Не получив на это никакой реакции, Кейт продолжила:
- Тем более, я уже видела тебя разоблаченным. И тебе со-овершенно нечего стесняться!
К ее восторгу, на этот раз автомат издал низкий звук, похожий на бурчание.
- Я был бы искренне вам благодарен, Кейт Уолкер, если бы вы не напоминали мне о том ужасном для меня опыте! – Оскар звучал почти хмуро. – Сколько страданий мне пришлось вытерпеть, когда эти маленькие люди вокруг хихикали и тыкали в меня пальцами!
- Но ты все-таки нашел в себе силы последовать за мной, милый Оскар, - она все еще мучает его воротник, снисходительно улыбаясь. – Почему, кстати? Мог бы и дождаться моего возвращения.
Ответом ей было напряженное молчание, продлившиеся где-то с минуту.
- Оскар? – обеспокоенно окликает его Кейт. Не остановилось ли с таким трудом вновь запущенное сердце?
- Вы – единственное, что осталось для меня знакомого, Кейт Уолкер. Госпожа Анна оставила меня еще до вашего появления. Моего поезда больше нет, цель моего функционирования исчерпана. Все эти вещи, о которых вы говорили. Вещи, что произошли после того как я… перестал функционировать. Я…
- Ты испугался.
Оскар смотрит на нее еще насколько мгновений, прежде чем опустить голову в совсем по-человечески стыдливом жесте.

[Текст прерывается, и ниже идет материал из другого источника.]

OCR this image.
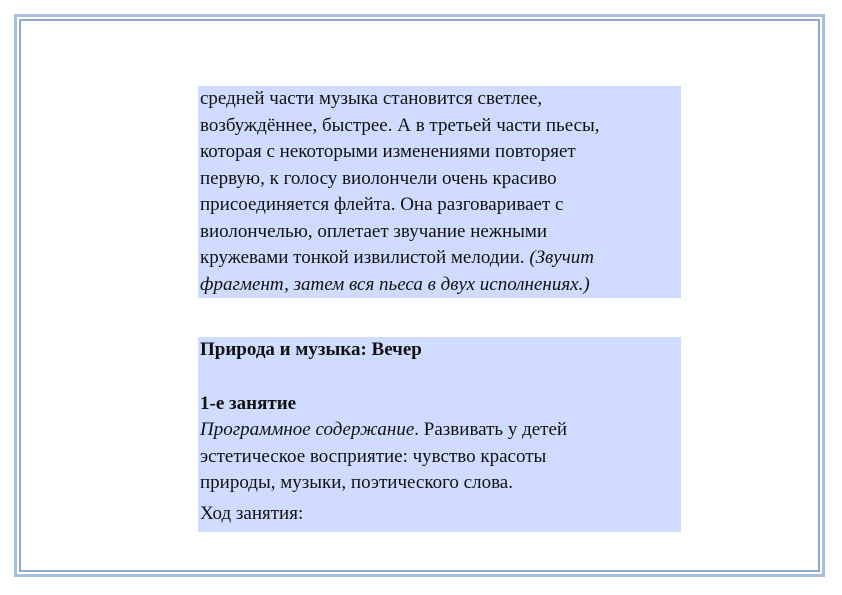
средней части музыка становится светлее,
возбуждённее, быстрее. А в третьей части пьесы,
которая с некоторыми изменениями повторяет
первую, к голосу виолончели очень красиво
присоединяется флейта. Она разговаривает с
виолончелью, оплетает звучание нежными
кружевами тонкой извилистой мелодии. (Звучит
фрагмент, затем вся пьеса в двух исполнениях.)
Природа и музыка: Вечер
1-е занятие
Программное содержание. Развивать у детей
эстетическое восприятие: чувство красоты
природы, музыки, поэтического слова.
Ход занятия:
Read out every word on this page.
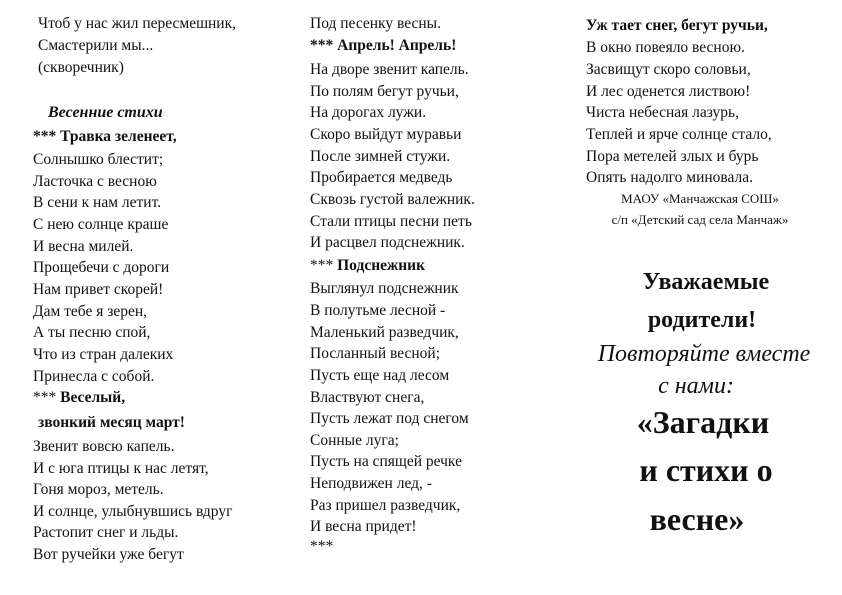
Чтоб у нас жил пересмешник,
Смастерили мы...
(скворечник)
Весенние стихи
*** Травка зеленеет,
Солнышко блестит;
Ласточка с весною
В сени к нам летит.
С нею солнце краше
И весна милей.
Прощебечи с дороги
Нам привет скорей!
Дам тебе я зерен,
А ты песню спой,
Что из стран далеких
Принесла с собой.
*** Веселый,
звонкий месяц март!
Звенит вовсю капель.
И с юга птицы к нас летят,
Гоня мороз, метель.
И солнце, улыбнувшись вдруг
Растопит снег и льды.
Вот ручейки уже бегут
Под песенку весны.
*** Апрель! Апрель!
На дворе звенит капель.
По полям бегут ручьи,
На дорогах лужи.
Скоро выйдут муравьи
После зимней стужи.
Пробирается медведь
Сквозь густой валежник.
Стали птицы песни петь
И расцвел подснежник.
*** Подснежник
Выглянул подснежник
В полутьме лесной -
Маленький разведчик,
Посланный весной;
Пусть еще над лесом
Властвуют снега,
Пусть лежат под снегом
Сонные луга;
Пусть на спящей речке
Неподвижен лед, -
Раз пришел разведчик,
И весна придет!
***
Уж тает снег, бегут ручьи,
В окно повеяло весною.
Засвищут скоро соловьи,
И лес оденется листвою!
Чиста небесная лазурь,
Теплей и ярче солнце стало,
Пора метелей злых и бурь
Опять надолго миновала.
МАОУ «Манчажская СОШ»
с/п «Детский сад села Манчаж»
Уважаемые
родители!
Повторяйте вместе
с нами:
«Загадки
и стихи о
весне»
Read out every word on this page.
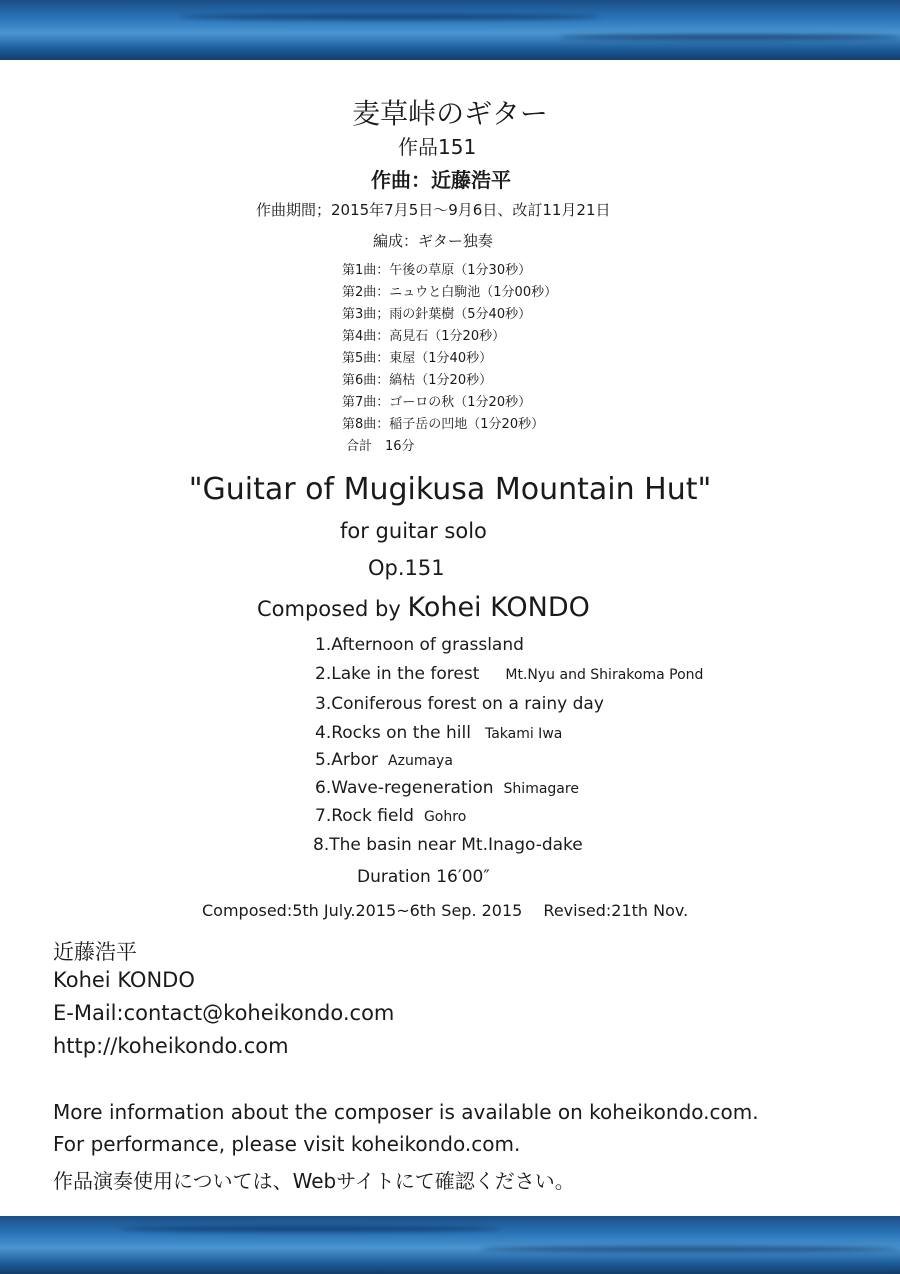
麦草峠のギター
作品151
作曲：近藤浩平
作曲期間；2015年7月5日～9月6日、改訂11月21日
編成：ギター独奏
第1曲：午後の草原（1分30秒）
第2曲：ニュウと白駒池（1分00秒）
第3曲；雨の針葉樹（5分40秒）
第4曲：高見石（1分20秒）
第5曲：東屋（1分40秒）
第6曲：縞枯（1分20秒）
第7曲：ゴーロの秋（1分20秒）
第8曲：稲子岳の凹地（1分20秒）
合計　16分
"Guitar of Mugikusa Mountain Hut"
for guitar solo
Op.151
Composed by Kohei KONDO
1.Afternoon of grassland
2.Lake in the forest Mt.Nyu and Shirakoma Pond
3.Coniferous forest on a rainy day
4.Rocks on the hill Takami Iwa
5.Arbor Azumaya
6.Wave-regeneration Shimagare
7.Rock field Gohro
8.The basin near Mt.Inago-dake
Duration 16′00″
Composed:5th July.2015~6th Sep. 2015　 Revised:21th Nov.
近藤浩平
Kohei KONDO
E-Mail:contact@koheikondo.com
http://koheikondo.com
More information about the composer is available on koheikondo.com.
For performance, please visit koheikondo.com.
作品演奏使用については、Webサイトにて確認ください。
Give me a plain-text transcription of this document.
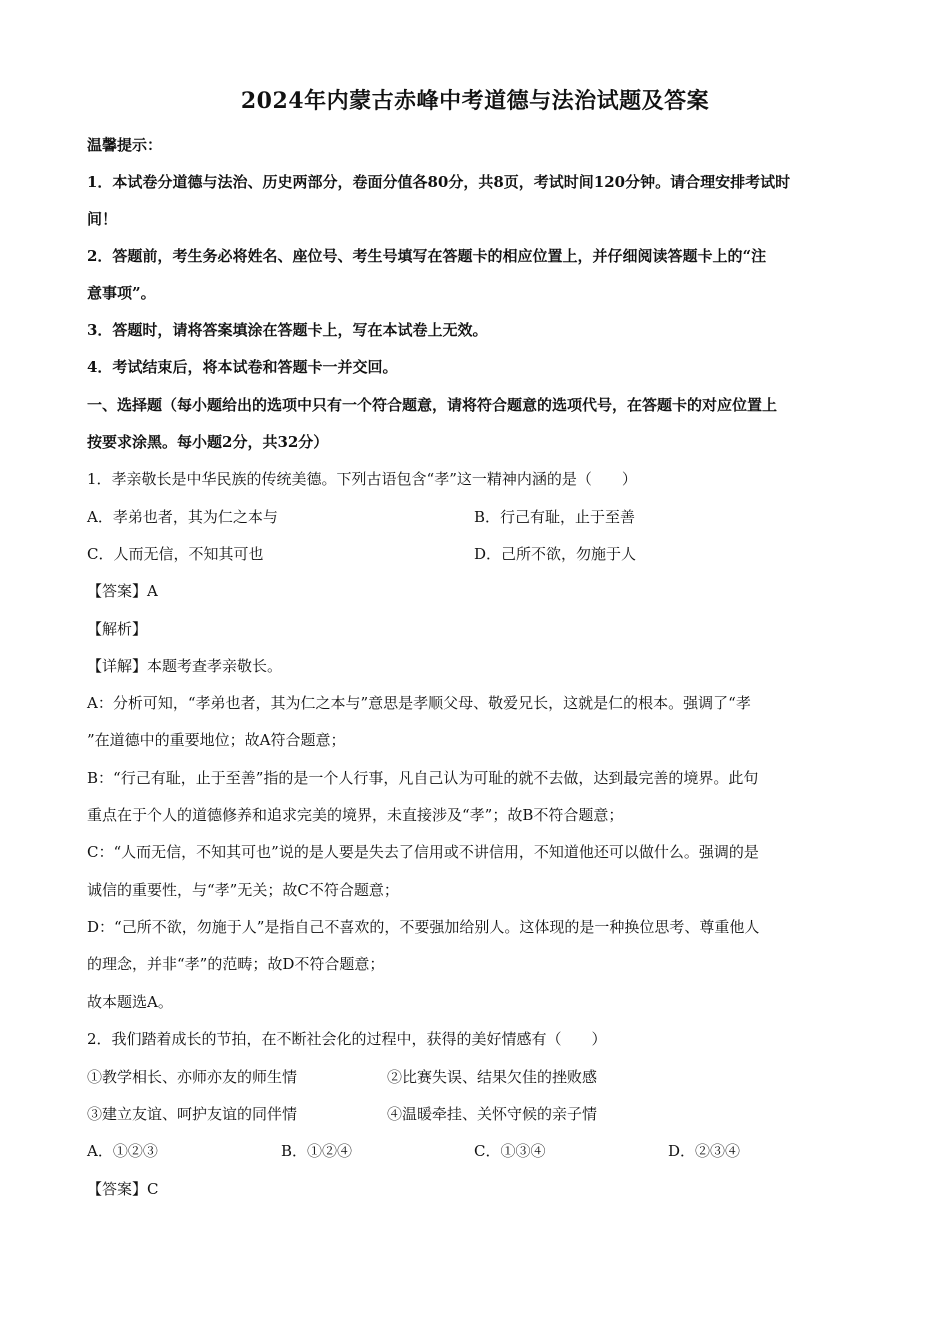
2024年内蒙古赤峰中考道德与法治试题及答案
温馨提示：
1．本试卷分道德与法治、历史两部分，卷面分值各80分，共8页，考试时间120分钟。请合理安排考试时
间！
2．答题前，考生务必将姓名、座位号、考生号填写在答题卡的相应位置上，并仔细阅读答题卡上的“注
意事项”。
3．答题时，请将答案填涂在答题卡上，写在本试卷上无效。
4．考试结束后，将本试卷和答题卡一并交回。
一、选择题（每小题给出的选项中只有一个符合题意，请将符合题意的选项代号，在答题卡的对应位置上
按要求涂黑。每小题2分，共32分）
1．孝亲敬长是中华民族的传统美德。下列古语包含“孝”这一精神内涵的是（　　）
A．孝弟也者，其为仁之本与	B．行己有耻，止于至善
C．人而无信，不知其可也	D．己所不欲，勿施于人
【答案】A
【解析】
【详解】本题考查孝亲敬长。
A：分析可知，“孝弟也者，其为仁之本与”意思是孝顺父母、敬爱兄长，这就是仁的根本。强调了“孝
”在道德中的重要地位；故A符合题意；
B：“行己有耻，止于至善”指的是一个人行事，凡自己认为可耻的就不去做，达到最完善的境界。此句
重点在于个人的道德修养和追求完美的境界，未直接涉及“孝”；故B不符合题意；
C：“人而无信，不知其可也”说的是人要是失去了信用或不讲信用，不知道他还可以做什么。强调的是
诚信的重要性，与“孝”无关；故C不符合题意；
D：“己所不欲，勿施于人”是指自己不喜欢的，不要强加给别人。这体现的是一种换位思考、尊重他人
的理念，并非“孝”的范畴；故D不符合题意；
故本题选A。
2．我们踏着成长的节拍，在不断社会化的过程中，获得的美好情感有（　　）
①教学相长、亦师亦友的师生情	②比赛失误、结果欠佳的挫败感
③建立友谊、呵护友谊的同伴情	④温暖牵挂、关怀守候的亲子情
A．①②③	B．①②④	C．①③④	D．②③④
【答案】C
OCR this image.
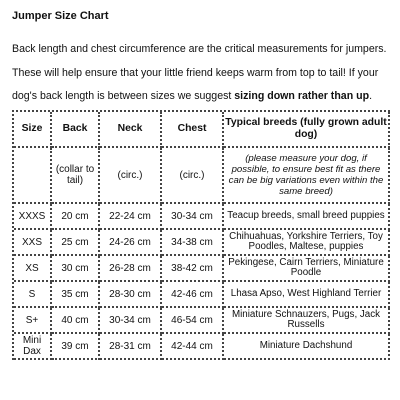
Jumper Size Chart
Back length and chest circumference are the critical measurements for jumpers.
These will help ensure that your little friend keeps warm from top to tail! If your
dog's back length is between sizes we suggest sizing down rather than up.
Size	Back	Neck	Chest	Typical breeds (fully grown adult dog)
	(collar to tail)	(circ.)	(circ.)	(please measure your dog, if possible, to ensure best fit as there can be big variations even within the same breed)
XXXS	20 cm	22-24 cm	30-34 cm	Teacup breeds, small breed puppies
XXS	25 cm	24-26 cm	34-38 cm	Chihuahuas, Yorkshire Terriers, Toy Poodles, Maltese, puppies
XS	30 cm	26-28 cm	38-42 cm	Pekingese, Cairn Terriers, Miniature Poodle
S	35 cm	28-30 cm	42-46 cm	Lhasa Apso, West Highland Terrier
S+	40 cm	30-34 cm	46-54 cm	Miniature Schnauzers, Pugs, Jack Russells
Mini Dax	39 cm	28-31 cm	42-44 cm	Miniature Dachshund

И почти сразу же оказывается заключенным в крепкое объятие.
- Глупый, глупый Оскар, - шепчет она ласково прямо рядом с металлическим ухом, не имеющим отверстий. – Что бы ни случилось, я ни за что на свете не оставлю тебя, не брошу. Только не после всего, что мы вместе пережили. Не после всего, на что я была готова ради одного только шанса вернуть тебя, вечно ноющего и недовольного, чудесного и удивительного Оскара, назад.
Звук, который автомат издал на этот раз, звучал куда тише и даже нежнее. Кейт спешит поймать момент за хвост и стискивает его еще сильнее, насколько это возможно.
- И раз уж я у тебя одна такая и ты у меня такой один, перестань жаться и… Если бы у тебя была кожа, я бы назвала это «вечером спа». Как же… о! Наслаждайся «вечером технической поддержки»!
На самом деле дело шло ближе к ночи, чем к вечеру, о чем Оскар поспешил ей сообщить. Она только рассмеялась, высвобождая его скрипящие механическими суставами руки из плена старого пуховика. Он, правда, упираться не перестал.
- В знак примирения я тоже могу что-нибудь с себя снять, - как ни в чем ни бывало продолжала его собеседница, а на сегодняшний вечер еще и «тюремщик», вновь встречая сопротивление. – Если это заставит тебя почувствовать себя лучше.
- Почему это должно заставить меня чувствовать себя лучше, Кейт Уолкер?
- Ну, на некоторых людей создание в воображении изображения своего собеседника обнаженным оказывает успокаивающий эффект.
- Каким образом, позвольте поинтересоваться?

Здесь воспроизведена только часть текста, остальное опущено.